Let's solve the problem step by step.

We are given the vector $v = \begin{bmatrix} 1 \\ 2 \end{bmatrix}$ and the matrix $A = 2 \begin{bmatrix} \frac{1}{\sqrt{2}} & -\frac{1}{\sqrt{2}} \\ \frac{1}{\sqrt{2}} & \frac{1}{\sqrt{2}} \end{bmatrix}$. We need to find $A^8v$.

Step 1: Simplify Matrix A

Start by calculating the simplified form of matrix $A$: $A = 2 \begin{bmatrix} \frac{1}{\sqrt{2}} & -\frac{1}{\sqrt{2}} \\ \frac{1}{\sqrt{2}} & \frac{1}{\sqrt{2}} \end{bmatrix} = \begin{bmatrix} \sqrt{2} & -\sqrt{2} \\ \sqrt{2} & \sqrt{2} \end{bmatrix}.$

Step 2: Analyze the Matrix $A$

To make computing higher powers of the matrix easier, we should check if the matrix can be diagonalized or if it has a special form like a rotation or reflection matrix.

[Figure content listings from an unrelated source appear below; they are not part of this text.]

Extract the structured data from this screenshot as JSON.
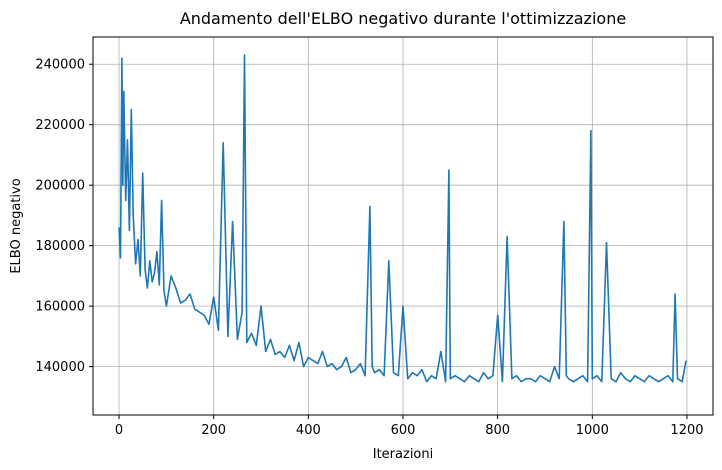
{
  "chart_data": {
    "type": "line",
    "title": "Andamento dell'ELBO negativo durante l'ottimizzazione",
    "xlabel": "Iterazioni",
    "ylabel": "ELBO negativo",
    "xlim": [
      -55,
      1255
    ],
    "ylim": [
      124000,
      249000
    ],
    "xticks": [
      0,
      200,
      400,
      600,
      800,
      1000,
      1200
    ],
    "xtick_labels": [
      "0",
      "200",
      "400",
      "600",
      "800",
      "1000",
      "1200"
    ],
    "yticks": [
      140000,
      160000,
      180000,
      200000,
      220000,
      240000
    ],
    "ytick_labels": [
      "140000",
      "160000",
      "180000",
      "200000",
      "220000",
      "240000"
    ],
    "grid": true,
    "line_color": "#1f77b4",
    "series": [
      {
        "x": [
          0,
          3,
          6,
          8,
          10,
          14,
          18,
          22,
          26,
          30,
          35,
          40,
          45,
          50,
          55,
          60,
          65,
          70,
          75,
          80,
          85,
          90,
          95,
          100,
          110,
          120,
          130,
          140,
          150,
          160,
          170,
          180,
          190,
          200,
          210,
          220,
          230,
          240,
          250,
          260,
          265,
          270,
          280,
          290,
          300,
          310,
          320,
          330,
          340,
          350,
          360,
          370,
          380,
          390,
          400,
          410,
          420,
          430,
          440,
          450,
          460,
          470,
          480,
          490,
          500,
          510,
          520,
          530,
          535,
          540,
          550,
          560,
          570,
          580,
          590,
          600,
          610,
          620,
          630,
          640,
          650,
          660,
          670,
          680,
          690,
          697,
          700,
          710,
          720,
          730,
          740,
          750,
          760,
          770,
          780,
          790,
          800,
          810,
          820,
          830,
          840,
          850,
          860,
          870,
          880,
          890,
          900,
          910,
          920,
          930,
          940,
          945,
          950,
          960,
          970,
          980,
          990,
          997,
          1000,
          1010,
          1020,
          1030,
          1040,
          1050,
          1060,
          1070,
          1080,
          1090,
          1100,
          1110,
          1120,
          1130,
          1140,
          1150,
          1160,
          1170,
          1175,
          1180,
          1190,
          1198
        ],
        "y": [
          186000,
          176000,
          242000,
          200000,
          231000,
          195000,
          215000,
          185000,
          225000,
          190000,
          174000,
          182000,
          170000,
          204000,
          172000,
          166000,
          175000,
          168000,
          171000,
          178000,
          167000,
          195000,
          165000,
          160000,
          170000,
          166000,
          161000,
          162000,
          164000,
          159000,
          158000,
          157000,
          154000,
          163000,
          152000,
          214000,
          150000,
          188000,
          149000,
          158000,
          243000,
          148000,
          151000,
          147000,
          160000,
          145000,
          149000,
          144000,
          145000,
          143000,
          147000,
          142000,
          148000,
          140000,
          143000,
          142000,
          141000,
          145000,
          140000,
          141000,
          139000,
          140000,
          143000,
          138000,
          139000,
          141000,
          137000,
          193000,
          140000,
          138000,
          139000,
          137000,
          175000,
          138000,
          137000,
          160000,
          136000,
          138000,
          137000,
          139000,
          135000,
          137000,
          136000,
          145000,
          135000,
          205000,
          136000,
          137000,
          136000,
          135000,
          137000,
          136000,
          135000,
          138000,
          136000,
          137000,
          157000,
          135000,
          183000,
          136000,
          137000,
          135000,
          136000,
          136000,
          135000,
          137000,
          136000,
          135000,
          140000,
          136000,
          188000,
          137000,
          136000,
          135000,
          136000,
          137000,
          135000,
          218000,
          136000,
          137000,
          135000,
          181000,
          136000,
          135000,
          138000,
          136000,
          135000,
          137000,
          136000,
          135000,
          137000,
          136000,
          135000,
          136000,
          137000,
          135000,
          164000,
          136000,
          135000,
          142000
        ]
      }
    ]
  }
}
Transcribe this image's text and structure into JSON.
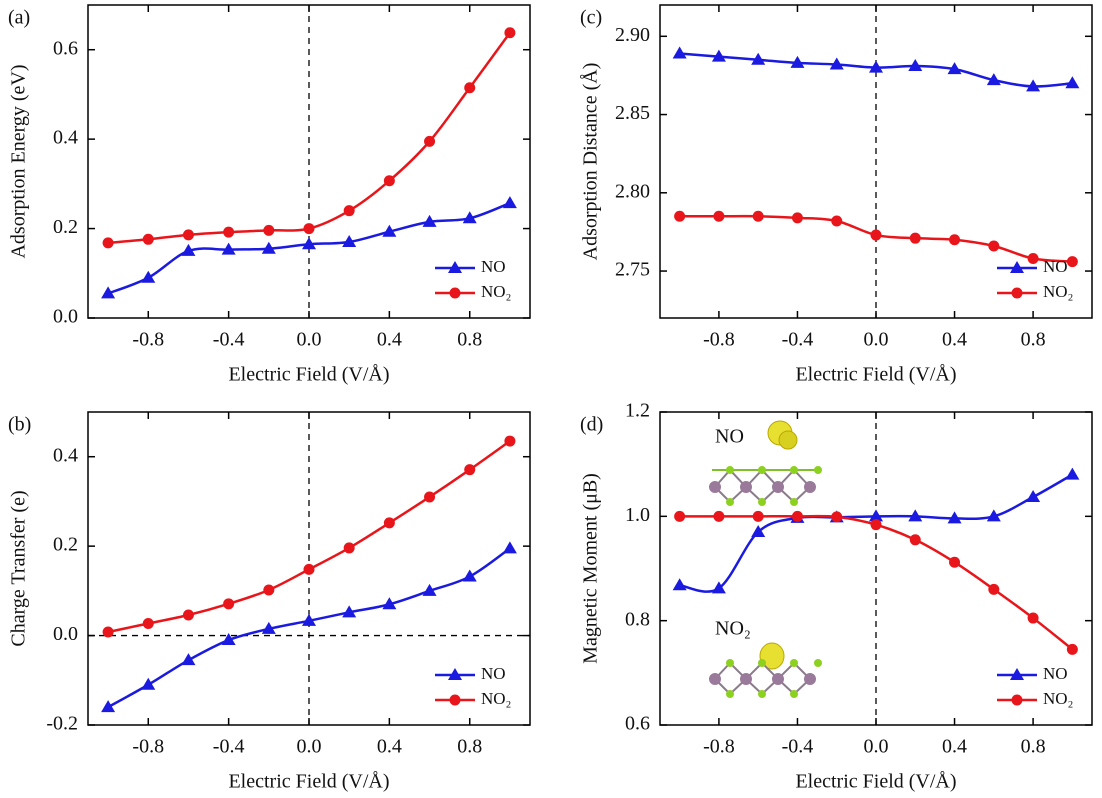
{
  "chart_data": [
    {
      "type": "line",
      "panel_label": "(a)",
      "xlabel": "Electric Field (V/Å)",
      "ylabel": "Adsorption Energy (eV)",
      "x": [
        -1,
        -0.8,
        -0.6,
        -0.4,
        -0.2,
        0,
        0.2,
        0.4,
        0.6,
        0.8,
        1
      ],
      "series": [
        {
          "name": "NO",
          "color": "#1a1ae0",
          "marker": "triangle",
          "values": [
            0.055,
            0.09,
            0.15,
            0.153,
            0.155,
            0.165,
            0.17,
            0.193,
            0.215,
            0.223,
            0.257
          ]
        },
        {
          "name": "NO₂",
          "color": "#e8161b",
          "marker": "circle",
          "values": [
            0.168,
            0.176,
            0.186,
            0.192,
            0.196,
            0.2,
            0.24,
            0.307,
            0.395,
            0.515,
            0.638
          ]
        }
      ],
      "xlim": [
        -1.1,
        1.1
      ],
      "xticks": [
        -0.8,
        -0.4,
        {
          "value": 0,
          "label": "0.0"
        },
        0.4,
        0.8
      ],
      "ylim": [
        0,
        0.7
      ],
      "yticks": [
        {
          "value": 0,
          "label": "0.0"
        },
        0.2,
        0.4,
        0.6
      ],
      "vlines": [
        0
      ],
      "hlines": [],
      "legend": "lower right"
    },
    {
      "type": "line",
      "panel_label": "(b)",
      "xlabel": "Electric Field (V/Å)",
      "ylabel": "Charge Transfer (e)",
      "x": [
        -1,
        -0.8,
        -0.6,
        -0.4,
        -0.2,
        0,
        0.2,
        0.4,
        0.6,
        0.8,
        1
      ],
      "series": [
        {
          "name": "NO",
          "color": "#1a1ae0",
          "marker": "triangle",
          "values": [
            -0.16,
            -0.11,
            -0.055,
            -0.01,
            0.015,
            0.033,
            0.052,
            0.07,
            0.1,
            0.132,
            0.195
          ]
        },
        {
          "name": "NO₂",
          "color": "#e8161b",
          "marker": "circle",
          "values": [
            0.008,
            0.027,
            0.046,
            0.071,
            0.102,
            0.148,
            0.196,
            0.252,
            0.31,
            0.371,
            0.435
          ]
        }
      ],
      "xlim": [
        -1.1,
        1.1
      ],
      "xticks": [
        -0.8,
        -0.4,
        {
          "value": 0,
          "label": "0.0"
        },
        0.4,
        0.8
      ],
      "ylim": [
        -0.2,
        0.5
      ],
      "yticks": [
        -0.2,
        {
          "value": 0,
          "label": "0.0"
        },
        0.2,
        0.4
      ],
      "vlines": [
        0
      ],
      "hlines": [
        0
      ],
      "legend": "lower right"
    },
    {
      "type": "line",
      "panel_label": "(c)",
      "xlabel": "Electric Field (V/Å)",
      "ylabel": "Adsorption Distance (Å)",
      "x": [
        -1,
        -0.8,
        -0.6,
        -0.4,
        -0.2,
        0,
        0.2,
        0.4,
        0.6,
        0.8,
        1
      ],
      "series": [
        {
          "name": "NO",
          "color": "#1a1ae0",
          "marker": "triangle",
          "values": [
            2.889,
            2.887,
            2.885,
            2.883,
            2.882,
            2.88,
            2.881,
            2.879,
            2.872,
            2.868,
            2.87
          ]
        },
        {
          "name": "NO₂",
          "color": "#e8161b",
          "marker": "circle",
          "values": [
            2.785,
            2.785,
            2.785,
            2.784,
            2.782,
            2.773,
            2.771,
            2.77,
            2.766,
            2.758,
            2.756
          ]
        }
      ],
      "xlim": [
        -1.1,
        1.1
      ],
      "xticks": [
        -0.8,
        -0.4,
        {
          "value": 0,
          "label": "0.0"
        },
        0.4,
        0.8
      ],
      "ylim": [
        2.72,
        2.92
      ],
      "yticks": [
        2.75,
        {
          "value": 2.8,
          "label": "2.80"
        },
        2.85,
        {
          "value": 2.9,
          "label": "2.90"
        }
      ],
      "vlines": [
        0
      ],
      "hlines": [],
      "legend": "lower right"
    },
    {
      "type": "line",
      "panel_label": "(d)",
      "xlabel": "Electric Field (V/Å)",
      "ylabel": "Magnetic Moment (μB)",
      "x": [
        -1,
        -0.8,
        -0.6,
        -0.4,
        -0.2,
        0,
        0.2,
        0.4,
        0.6,
        0.8,
        1
      ],
      "series": [
        {
          "name": "NO",
          "color": "#1a1ae0",
          "marker": "triangle",
          "values": [
            0.868,
            0.862,
            0.97,
            0.997,
            0.998,
            1.0,
            1.0,
            0.996,
            1.0,
            1.037,
            1.08
          ]
        },
        {
          "name": "NO₂",
          "color": "#e8161b",
          "marker": "circle",
          "values": [
            1.0,
            1.0,
            1.0,
            1.0,
            0.999,
            0.984,
            0.955,
            0.912,
            0.86,
            0.805,
            0.745
          ]
        }
      ],
      "xlim": [
        -1.1,
        1.1
      ],
      "xticks": [
        -0.8,
        -0.4,
        {
          "value": 0,
          "label": "0.0"
        },
        0.4,
        0.8
      ],
      "ylim": [
        0.6,
        1.2
      ],
      "yticks": [
        0.6,
        0.8,
        {
          "value": 1,
          "label": "1.0"
        },
        1.2
      ],
      "vlines": [
        0
      ],
      "hlines": [],
      "legend": "lower right",
      "annotations": [
        "NO",
        "NO₂"
      ]
    }
  ]
}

Let's calculate the eigenvalues and eigenvectors.

Calculate the characteristic equation: $\det(A - \lambda I) = \det \begin{bmatrix} \sqrt{2} - \lambda & -\sqrt{2} \\ \sqrt{2} & \sqrt{2} - \lambda \end{bmatrix} = (\sqrt{2} - \lambda)^2 - (-\sqrt{2})(\sqrt{2}) = \lambda^2 - 2\sqrt{2}\lambda.$ Simplifying this will provide insights about the matrix's behavior.

Since the matrix relates to rotation, we can infer that its power to even numbers will yield cyclic results.